How Fast Can Malaysian Democracy Gallop Before It Stumbles?


Against all odds, Malaysia, for the first time since independence, saw a change of government in May 2018. Should the new government remain stable over the next two years, deep changes in popular culture and civil consciousness, including participation in grassroots politics can be expected.

On 18 July 2018, Dato’ Dr Ooi Kee Beng, Executive Director of Penang Institute, discussed how, with a new-found vigour and renewed confidence in its democratic institutions, the situation in Malaysia is now about deciding the speed at which its democracy’s free gallop is maintained.

Dr Ooi described the events during the recent elections as the culmination of a battering ram that has been knocking on the door of Barisan Nasional for the past few years. Once the gates of change opened, the then-ruling party’s hold on power waned. It also illustrates how the opposition successfully and significantly changed the status quo.

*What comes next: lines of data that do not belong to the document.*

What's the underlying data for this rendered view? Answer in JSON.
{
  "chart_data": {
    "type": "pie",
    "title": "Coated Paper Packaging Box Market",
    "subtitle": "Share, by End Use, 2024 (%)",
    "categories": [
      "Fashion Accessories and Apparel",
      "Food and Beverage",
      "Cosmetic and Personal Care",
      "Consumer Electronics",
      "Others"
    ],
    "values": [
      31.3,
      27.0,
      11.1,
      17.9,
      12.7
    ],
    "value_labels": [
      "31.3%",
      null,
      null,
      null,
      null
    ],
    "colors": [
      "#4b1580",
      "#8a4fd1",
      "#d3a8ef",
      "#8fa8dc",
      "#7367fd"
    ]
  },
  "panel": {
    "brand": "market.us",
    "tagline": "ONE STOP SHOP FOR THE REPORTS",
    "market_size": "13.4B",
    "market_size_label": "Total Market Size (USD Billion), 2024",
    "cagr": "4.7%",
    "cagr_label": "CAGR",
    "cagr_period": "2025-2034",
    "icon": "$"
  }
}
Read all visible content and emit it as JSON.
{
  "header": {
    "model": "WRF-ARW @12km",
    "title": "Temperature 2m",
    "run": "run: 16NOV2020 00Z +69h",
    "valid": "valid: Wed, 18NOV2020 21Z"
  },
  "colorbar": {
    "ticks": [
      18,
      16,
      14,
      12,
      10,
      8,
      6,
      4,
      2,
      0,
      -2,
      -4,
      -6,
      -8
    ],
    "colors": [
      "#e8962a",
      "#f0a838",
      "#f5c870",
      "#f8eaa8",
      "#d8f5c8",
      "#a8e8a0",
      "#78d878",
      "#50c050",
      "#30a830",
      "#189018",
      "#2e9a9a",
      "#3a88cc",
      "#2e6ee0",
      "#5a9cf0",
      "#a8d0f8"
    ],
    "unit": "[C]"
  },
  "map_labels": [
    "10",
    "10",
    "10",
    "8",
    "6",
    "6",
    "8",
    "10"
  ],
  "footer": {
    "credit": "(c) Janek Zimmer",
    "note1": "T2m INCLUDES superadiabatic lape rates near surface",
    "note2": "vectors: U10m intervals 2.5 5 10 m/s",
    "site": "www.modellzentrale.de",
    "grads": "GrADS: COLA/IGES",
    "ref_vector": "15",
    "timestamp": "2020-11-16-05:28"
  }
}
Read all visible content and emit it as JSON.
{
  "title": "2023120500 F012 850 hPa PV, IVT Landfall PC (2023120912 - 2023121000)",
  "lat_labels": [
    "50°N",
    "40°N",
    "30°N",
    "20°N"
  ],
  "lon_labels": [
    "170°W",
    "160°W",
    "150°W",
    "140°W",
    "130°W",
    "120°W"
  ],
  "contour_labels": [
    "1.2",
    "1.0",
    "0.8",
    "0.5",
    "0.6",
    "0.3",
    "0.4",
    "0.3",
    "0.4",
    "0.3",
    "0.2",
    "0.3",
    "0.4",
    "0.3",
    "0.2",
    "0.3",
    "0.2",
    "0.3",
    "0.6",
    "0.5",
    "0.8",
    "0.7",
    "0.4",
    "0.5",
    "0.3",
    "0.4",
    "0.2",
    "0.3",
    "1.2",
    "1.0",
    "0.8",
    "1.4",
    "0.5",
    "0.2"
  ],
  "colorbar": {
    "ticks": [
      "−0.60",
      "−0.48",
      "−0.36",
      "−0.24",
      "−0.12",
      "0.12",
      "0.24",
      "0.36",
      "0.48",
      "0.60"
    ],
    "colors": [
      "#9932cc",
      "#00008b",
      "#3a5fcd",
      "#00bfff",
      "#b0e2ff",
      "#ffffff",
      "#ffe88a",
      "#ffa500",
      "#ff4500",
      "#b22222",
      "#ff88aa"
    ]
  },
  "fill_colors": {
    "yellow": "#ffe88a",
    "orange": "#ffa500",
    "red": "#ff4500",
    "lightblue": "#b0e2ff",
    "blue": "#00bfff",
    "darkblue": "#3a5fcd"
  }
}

To give a better understanding of what could have led to the results of the May 2018 elections, Dr Ooi touched on notable periods in Malaysia’s political history. Examples include the preceding elections of 2008 and 2013, the period when Dr Mahathir Mohamad was not in power from 2003 to 2018, and the influence of the successful Reformasi Movement. Adding to these, Malaysians were feeling increasingly despondent, especially with the many charges of corruption against government officials. Dr Ooi also talked about how Dr Mahathir’s return to politics bolstered the opposition’s chances.

The talk ended with Dr Ooi addressing questions from the audience, which included the next generation of Malaysian leaders, the global trend of rising populism and its relevance on Malaysia, and country’s race-based politics.